Revenue from other services, such as delivery and catering services, increased by 55.8 percent on-year in the quarter to S$444,000, mainly due to higher events and catering sales.
Cost of sales decreased by around S$149,000, or 1.9 percent, mainly due to better food cost management and improved manpower efficiencies arising from automation of production processes, it said.
Cordlife said on Tuesday that its fiscal fourth quarter net profit rose 54.0 percent on-year to S$1.04 million, while revenue increased 11.1 percent on-year to S$17.63 million.
For the full year, Cordlife reported that it swung to a net profit of S$3.27 million from a year-earlier loss of S$2.57 million, while revenue rose 13.9 percent on-year to S$68.31 million.

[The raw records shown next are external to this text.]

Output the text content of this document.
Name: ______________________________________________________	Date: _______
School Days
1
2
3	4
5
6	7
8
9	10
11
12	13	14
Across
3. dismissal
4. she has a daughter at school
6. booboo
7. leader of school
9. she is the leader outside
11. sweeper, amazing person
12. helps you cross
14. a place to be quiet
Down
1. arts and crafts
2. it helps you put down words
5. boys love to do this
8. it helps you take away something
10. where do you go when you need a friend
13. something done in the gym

The year-earlier loss included S$3.9 million in expenses related to an early redemption of a debt security, it said.
For the revenue rise, Cordlife pointed to a rise in newborn deliveries in the region.

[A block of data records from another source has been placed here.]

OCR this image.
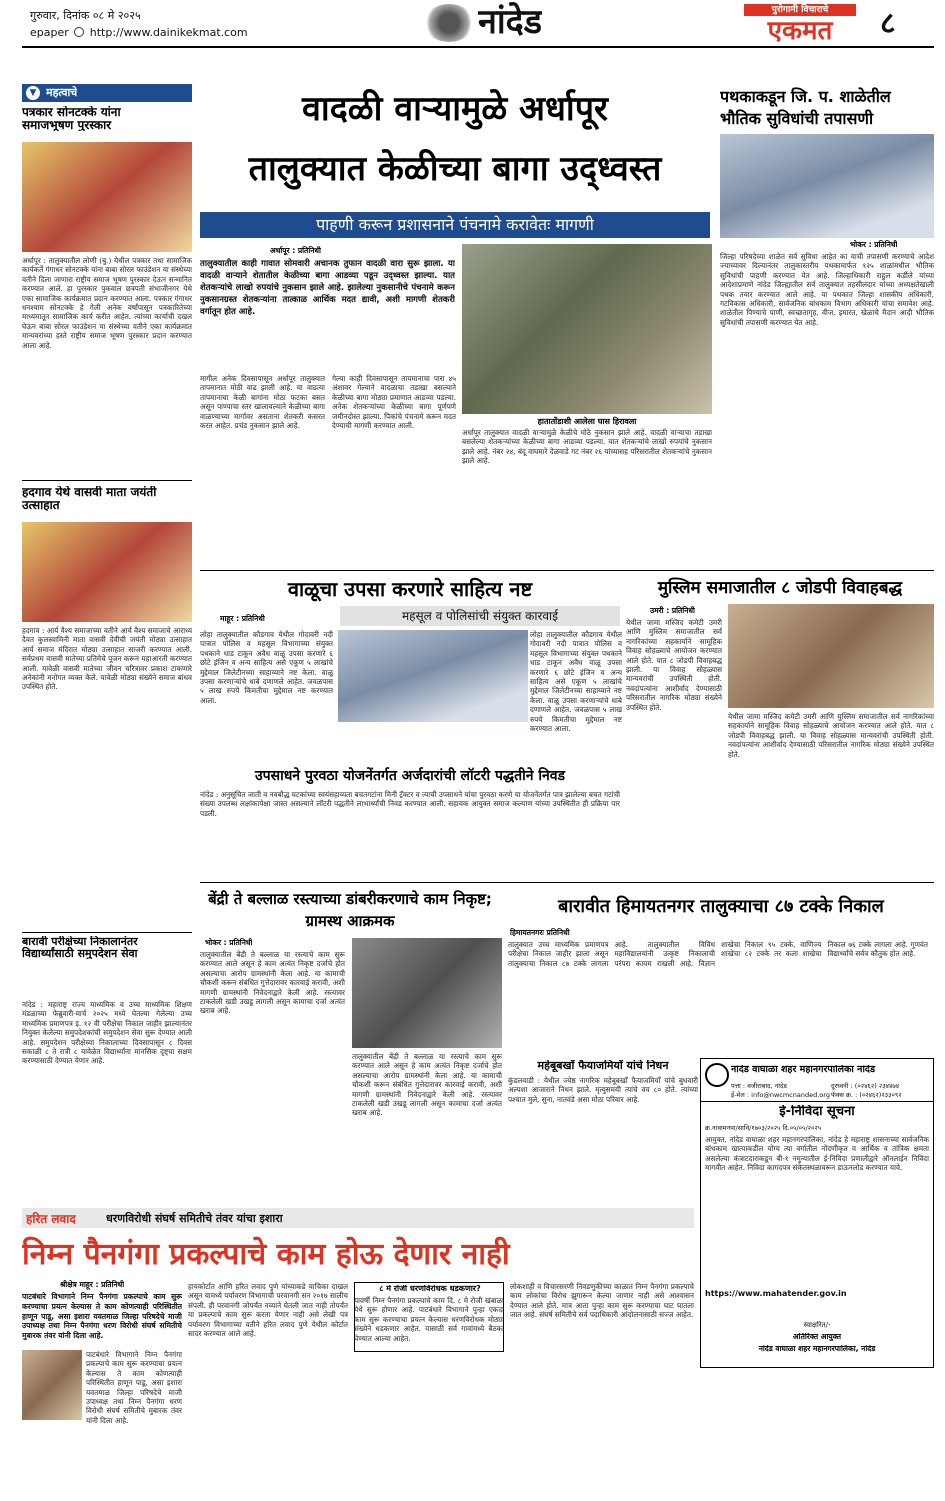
गुरुवार, दिनांक ०८ मे २०२५
epaper http://www.dainikekmat.com	नांदेड	पुरोगामी विचाराचे
एकमत	८
▼ महत्वाचे
पत्रकार सोनटक्के यांना समाजभूषण पुरस्कार
अर्धापूर : तालुक्यातील लोणी (बु.) येथील पत्रकार तथा सामाजिक कार्यकर्ते गंगाधर सोनटक्के यांना बाबा सोरल फाउंडेशन या संस्थेच्या वतीने दिला जाणारा राष्ट्रीय समाज भूषण पुरस्कार देऊन सन्मानित करण्यात आले. हा पुरस्कार पुकवाल छत्रपती संभाजीनगर येथे एका सामाजिक कार्यक्रमात प्रदान करण्यात आला. पत्रकार गंगाधर धनश्याम सोनटक्के हे गेली अनेक वर्षांपासून पत्रकारितेच्या माध्यमातून सामाजिक कार्य करीत आहेत. त्यांच्या कार्याची दखल घेऊन बाबा सोरल फाउंडेशन या संस्थेच्या वतीने एका कार्यक्रमात मान्यवरांच्या हस्ते राष्ट्रीय समाज भूषण पुरस्कार प्रदान करण्यात आला आहे.
हदगाव येथे वासवी माता जयंती उत्साहात
हदगाव : आर्य वैश्य समाजाच्या वतीने आर्य वैश्य समाजाचे आराध्य दैवत कुलस्वामिनी माता वासवी देवीची जयंती मोठ्या उत्साहात आर्य समाज मंदिरात मोठ्या उत्साहात साजरी करण्यात आली. सर्वप्रथम वासवी मातेच्या प्रतिमेचे पूजन करून महाआरती करण्यात आली. यावेळी वासवी मातेच्या जीवन चरित्रावर प्रकाश टाकणारे अनेकांनी मनोगत व्यक्त केले. यावेळी मोठ्या संख्येने समाज बांधव उपस्थित होते.
बारावी परीक्षेच्या निकालानंतर विद्यार्थ्यांसाठी समुपदेशन सेवा
नांदेड : महाराष्ट्र राज्य माध्यमिक व उच्च माध्यमिक शिक्षण मंडळाच्या फेब्रुवारी-मार्च २०२५ मध्ये घेतल्या गेलेल्या उच्च माध्यमिक प्रमाणपत्र इ. १२ वी परीक्षेचा निकाल जाहीर झाल्यानंतर नियुक्त केलेल्या समुपदेशकांची समुपदेशन सेवा सुरू देण्यात आली आहे. समुपदेशन परीक्षेच्या निकालाच्या दिवसापासून ८ दिवस सकाळी ८ ते रात्री ८ यावेळेत विद्यार्थ्यांना मानसिक दृष्ट्या सक्षम करण्यासाठी देण्यात येणार आहे.
वादळी वाऱ्यामुळे अर्धापूर
तालुक्यात केळीच्या बागा उद्ध्वस्त
पाहणी करून प्रशासनाने पंचनामे करावेतः मागणी
अर्धापूर : प्रतिनिधी
तालुक्यातील काही गावात सोमवारी अचानक तुफान वादळी वारा सुरू झाला. या वादळी वाऱ्याने शेतातील केळीच्या बागा आडव्या पडून उद्ध्वस्त झाल्या. यात शेतकऱ्यांचे लाखो रुपयांचे नुकसान झाले आहे. झालेल्या नुकसानीचे पंचनामे करून नुकसानग्रस्त शेतकऱ्यांना तात्काळ आर्थिक मदत द्यावी, अशी मागणी शेतकरी वर्गातून होत आहे.
मागील अनेक दिवसापासून अर्धापूर तालुक्यात तापमानात मोठी वाढ झाली आहे. या वाढत्या तापमानाचा केळी बागांना मोठा फटका बसत असून पाण्याचा स्तर खालावल्याने केळीच्या बागा वाळण्याच्या मार्गावर असताना शेतकरी कसरत करत आहेत. प्रचंड नुकसान झाले आहे.
गेल्या काही दिवसापासून तापमानाचा पारा ४५ अंशावर गेल्याने वादळाचा तडाखा बसल्याने केळीच्या बागा मोठ्या प्रमाणात आडव्या पडल्या. अनेक शेतकऱ्यांच्या केळीच्या बागा पूर्णपणे जमीनदोस्त झाल्या. पिकांचे पंचनामे करून मदत देण्याची मागणी करण्यात आली.	हातातोंडाशी आलेला घास हिरावला
अर्धापूर तालुक्यात वादळी वाऱ्यामुळे केळीचे मोठे नुकसान झाले आहे. वादळी वाऱ्याचा तडाखा बसलेल्या शेतकऱ्यांच्या केळीच्या बागा आडव्या पडल्या. यात शेतकऱ्यांचे लाखो रुपयांचे नुकसान झाले आहे. नंबर २४, बंदू वाघमारे देळवाडे गट नंबर २६ यांच्यासह परिसरातील शेतकऱ्यांचे नुकसान झाले आहे.
पथकाकडून जि. प. शाळेतील भौतिक सुविधांची तपासणी
भोकर : प्रतिनिधी
जिल्हा परिषदेच्या शाळेत सर्व सुविधा आहेत का याची तपासणी करण्याचे आदेश ज्याच्यावर दिल्यानंतर तालुकास्तरीय पथकामार्फत १२५ शाळांमधील भौतिक सुविधांची पाहणी करण्यात येत आहे. जिल्हाधिकारी राहुल कर्डीले यांच्या आदेशाप्रमाणे नांदेड जिल्ह्यातील सर्व तालुक्यात तहसीलदार यांच्या अध्यक्षतेखाली पथक तयार करण्यात आले आहे. या पथकात जिल्हा शासकीय अधिकारी, गटविकास अधिकारी, सार्वजनिक बांधकाम विभाग अधिकारी यांचा समावेश आहे. शाळेतील पिण्याचे पाणी, स्वच्छतागृह, वीज, इमारत, खेळाचे मैदान आदी भौतिक सुविधांची तपासणी करण्यात येत आहे.
वाळूचा उपसा करणारे साहित्य नष्ट
महसूल व पोलिसांची संयुक्त कारवाई
माहूर : प्रतिनिधी
लोहा तालुक्यातील कौडगाव येथील गोदावरी नदी पात्रात पोलिस व महसूल विभागाच्या संयुक्त पथकाने धाड टाकून अवैध वाळू उपसा करणारे ६ छोटे इंजिन व अन्य साहित्य असे एकूण ५ लाखांचे मुद्देमाल जिलेटीनच्या साहाय्याने नष्ट केला. वाळू उपसा करणाऱ्यांचे धाबे दणाणले आहेत. जवळपास ५ लाख रुपये किमतीचा मुद्देमाल नष्ट करण्यात आला.
लोहा तालुक्यातील कौडगाव येथील गोदावरी नदी पात्रात पोलिस व महसूल विभागाच्या संयुक्त पथकाने धाड टाकून अवैध वाळू उपसा करणारे ६ छोटे इंजिन व अन्य साहित्य असे एकूण ५ लाखांचे मुद्देमाल जिलेटीनच्या साहाय्याने नष्ट केला. वाळू उपसा करणाऱ्यांचे धाबे दणाणले आहेत. जवळपास ५ लाख रुपये किमतीचा मुद्देमाल नष्ट करण्यात आला.
मुस्लिम समाजातील ८ जोडपी विवाहबद्ध
उमरी : प्रतिनिधी
येथील जामा मस्जिद कमेटी उमरी आणि मुस्लिम समाजातील सर्व नागरिकांच्या सहकार्याने सामूहिक विवाह सोहळ्याचे आयोजन करण्यात आले होते. यात ८ जोडपी विवाहबद्ध झाली. या विवाह सोहळ्यास मान्यवरांची उपस्थिती होती. नवदांपत्यांना आशीर्वाद देण्यासाठी परिसरातील नागरिक मोठ्या संख्येने उपस्थित होते.
येथील जामा मस्जिद कमेटी उमरी आणि मुस्लिम समाजातील सर्व नागरिकांच्या सहकार्याने सामूहिक विवाह सोहळ्याचे आयोजन करण्यात आले होते. यात ८ जोडपी विवाहबद्ध झाली. या विवाह सोहळ्यास मान्यवरांची उपस्थिती होती. नवदांपत्यांना आशीर्वाद देण्यासाठी परिसरातील नागरिक मोठ्या संख्येने उपस्थित होते.
उपसाधने पुरवठा योजनेंतर्गत अर्जदारांची लॉटरी पद्धतीने निवड
नांदेड : अनुसूचित जाती व नवबौद्ध घटकांच्या स्वयंसहाय्यता बचतगटांना मिनी ट्रॅक्टर व त्याची उपसाधने यांचा पुरवठा करणे या योजनेंतर्गत पात्र झालेल्या बचत गटांची संख्या उपलब्ध लक्षांकापेक्षा जास्त असल्याने लॉटरी पद्धतीने लाभार्थ्यांची निवड करण्यात आली. सहायक आयुक्त समाज कल्याण यांच्या उपस्थितीत ही प्रक्रिया पार पडली.
बेंद्री ते बल्लाळ रस्त्याच्या डांबरीकरणाचे काम निकृष्ट; ग्रामस्थ आक्रमक
भोकर : प्रतिनिधी
तालुक्यातील बेंद्री ते बल्लाळ या रस्त्याचे काम सुरू करण्यात आले असून हे काम अत्यंत निकृष्ट दर्जाचे होत असल्याचा आरोप ग्रामस्थांनी केला आहे. या कामाची चौकशी करून संबंधित गुत्तेदारावर कारवाई करावी, अशी मागणी ग्रामस्थांनी निवेदनाद्वारे केली आहे. रस्त्यावर टाकलेली खडी उखडू लागली असून कामाचा दर्जा अत्यंत खराब आहे.
तालुक्यातील बेंद्री ते बल्लाळ या रस्त्याचे काम सुरू करण्यात आले असून हे काम अत्यंत निकृष्ट दर्जाचे होत असल्याचा आरोप ग्रामस्थांनी केला आहे. या कामाची चौकशी करून संबंधित गुत्तेदारावर कारवाई करावी, अशी मागणी ग्रामस्थांनी निवेदनाद्वारे केली आहे. रस्त्यावर टाकलेली खडी उखडू लागली असून कामाचा दर्जा अत्यंत खराब आहे.
बारावीत हिमायतनगर तालुक्याचा ८७ टक्के निकाल
हिमायतनगरः प्रतिनिधी
तालुक्यात उच्च माध्यमिक प्रमाणपत्र परीक्षेचा निकाल जाहीर झाला असून तालुक्याचा निकाल ८७ टक्के लागला आहे. तालुक्यातील विविध महाविद्यालयांनी उत्कृष्ट निकालाची परंपरा कायम राखली आहे. विज्ञान शाखेचा निकाल ९५ टक्के, वाणिज्य शाखेचा ८२ टक्के तर कला शाखेचा निकाल ७६ टक्के लागला आहे. गुणवंत विद्यार्थ्यांचे सर्वत्र कौतुक होत आहे.
महेबूबखाँ फैयाजमियाँ यांचे निधन
कुंडलवाडी : येथील ज्येष्ठ नागरिक महेबूबखाँ फैयाजमियाँ यांचे बुधवारी अल्पशा आजाराने निधन झाले. मृत्युसमयी त्यांचे वय ८० होते. त्यांच्या पश्चात मुले, सुना, नातवंडे असा मोठा परिवार आहे.
नांदेड वाघाळा शहर महानगरपालिका नांदेड
पत्ता : वजीराबाद, नांदेड	दूरध्वनी : (०२४६२) २३४४७४
ई-मेल : info@nwcmcnanded.org फॅक्स क्र. : (०२४६२)२३३०९२
ई-निविदा सूचना
क्र.नावामनपा/सावि/१७०३/२०२५ दि.०५/०५/२०२५
आयुक्त, नांदेड वाघाळा शहर महानगरपालिका, नांदेड हे महाराष्ट्र शासनाच्या सार्वजनिक बांधकाम खात्याकडील योग्य त्या वर्गातील नोंदणीकृत व आर्थिक व तांत्रिक क्षमता असलेल्या कंत्राटदाराकडून बी-१ नमुन्यातील ई-निविदा प्रणालीद्वारे ऑनलाईन निविदा मागवीत आहेत. निविदा कागदपत्र संकेतस्थळावरून डाऊनलोड करण्यात यावे.
https://www.mahatender.gov.in
स्वाक्षरित/-
अतिरिक्त आयुक्त
नांदेड वाघाळा शहर महानगरपालिका, नांदेड
हरित लवाद	धरणविरोधी संघर्ष समितीचे तंवर यांचा इशारा
निम्न पैनगंगा प्रकल्पाचे काम होऊ देणार नाही
श्रीक्षेत्र माहूर : प्रतिनिधी
पाटबंधारे विभागाने निम्न पैनगंगा प्रकल्पाचे काम सुरू करण्याचा प्रयत्न केल्यास ते काम कोणत्याही परिस्थितीत हाणून पाडू, असा इशारा यवतमाळ जिल्हा परिषदेचे माजी उपाध्यक्ष तथा निम्न पैनगंगा धरण विरोधी संघर्ष समितीचे मुबारक तंवर यांनी दिला आहे.
पाटबंधारे विभागाने निम्न पैनगंगा प्रकल्पाचे काम सुरू करण्याचा प्रयत्न केल्यास ते काम कोणत्याही परिस्थितीत हाणून पाडू, असा इशारा यवतमाळ जिल्हा परिषदेचे माजी उपाध्यक्ष तथा निम्न पैनगंगा धरण विरोधी संघर्ष समितीचे मुबारक तंवर यांनी दिला आहे.
हायकोर्टात आणि हरित लवाद पुणे यांच्याकडे याचिका दाखल असून यामध्ये पर्यावरण विभागाची परवानगी सन २०१७ सालीच संपली. ही परवानगी जोपर्यंत नव्याने घेतली जात नाही तोपर्यंत या प्रकल्पाचे काम सुरू करता येणार नाही असे लेखी पत्र पर्यावरण विभागाच्या वतीने हरित लवाद पुणे येथील कोर्टात सादर करण्यात आले आहे.
८ मे रोजी धरणविरोधक धडकणार?
यावर्षी निम्न पैनगंगा प्रकल्पाचे काम दि. ८ मे रोजी खंबाळा येथे सुरू होणार आहे. पाटबंधारे विभागाने पुन्हा एकदा काम सुरू करण्याचा प्रयत्न केल्यास धरणविरोधक मोठ्या संख्येने धडकणार आहेत. यासाठी सर्व गावांमध्ये बैठका घेण्यात आल्या आहेत.
लोकशाही व विचारसरणी निवडणुकीच्या काळात निम्न पैनगंगा प्रकल्पाचे काम लोकांचा विरोध झुगारून केल्या जाणार नाही असे आश्वासन देण्यात आले होते. मात्र आता पुन्हा काम सुरू करण्याचा घाट घातला जात आहे. संघर्ष समितीचे सर्व पदाधिकारी आंदोलनासाठी सज्ज आहेत.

“The higher revenue contributions from Singapore, India and the Philippines were driven by an increase in deliveries, as well as an increase in contract prices in India and the Philippines, as a result of more value-added services provided to clients in these countries,” it said.
It added that Healthbaby Biotech (Hong Kong), which the company acquired in January, contributed S$3.7 million to total revenue.
“Our latest financial results underscore the growing acceptance of cellular therapy and genomics-based wellness in Asia, where there is still a lot more room for us to deepen our reach, especially in emerging markets such as India, the Philippines and Indonesia,” Michael Weiss, CEO and executive director of Cordlife, said in the statement. “Besides our stem-cell banking services, we also want to expand our portfolio of non-invasive diagnostics services in the region to better serve our sizable and growing installed client base as well as our potential new clients.”
Cordlife declared an interim dividend of 0.8 Singapore cent a share, up from 0.5 Singapore cent a share a year earlier.
CNMC Goldmine said on Tuesday that it swung to a net loss of US$182,330 for the second quarter from a year earlier profit of US$523,811 due to expenses of US$810,000 for the company’s proposed dual primary listing on Hong Kong’s stock exchange and employee performance share expenses of US$470,000.
Excluding the expenses, net profit would have been US$1.80 million in the quarter, it said in a filing to SGX after the market close on Tuesday.
Revenue for the period rose 91.7 percent on-year to US$9.32 million amid a “marked increase in gold output” as the third processing plant began full commercial production in May, CNMC said.
The net loss attributable to shareholders for the quarter was US$182,330, it said.
For the first half, net profit was US$191,407, down 64.1 percent on-year, while revenue rose 60.8 percent on-year to US$9.59 million, it said.
Y Ventures reported on Tuesday that it swung to a first half net profit of US$131,186 from a year-earlier net loss of US$162,053, mainly on higher revenue, offset by higher advertising and promotion, manpower costs and professional fees.
Revenue increased 27.4 percent on-year to US$929 million on sales of goods in online marketplaces, it said in a filing to SGX after the market close on Tuesday.
In its outlook, it said, “the group expects the e-commerce market to remain challenging over the near future, but promising in the long-run. The group is devoting its resources to seek new opportunities and expanding its product mix, while remaining vigilant on cost and cash management.”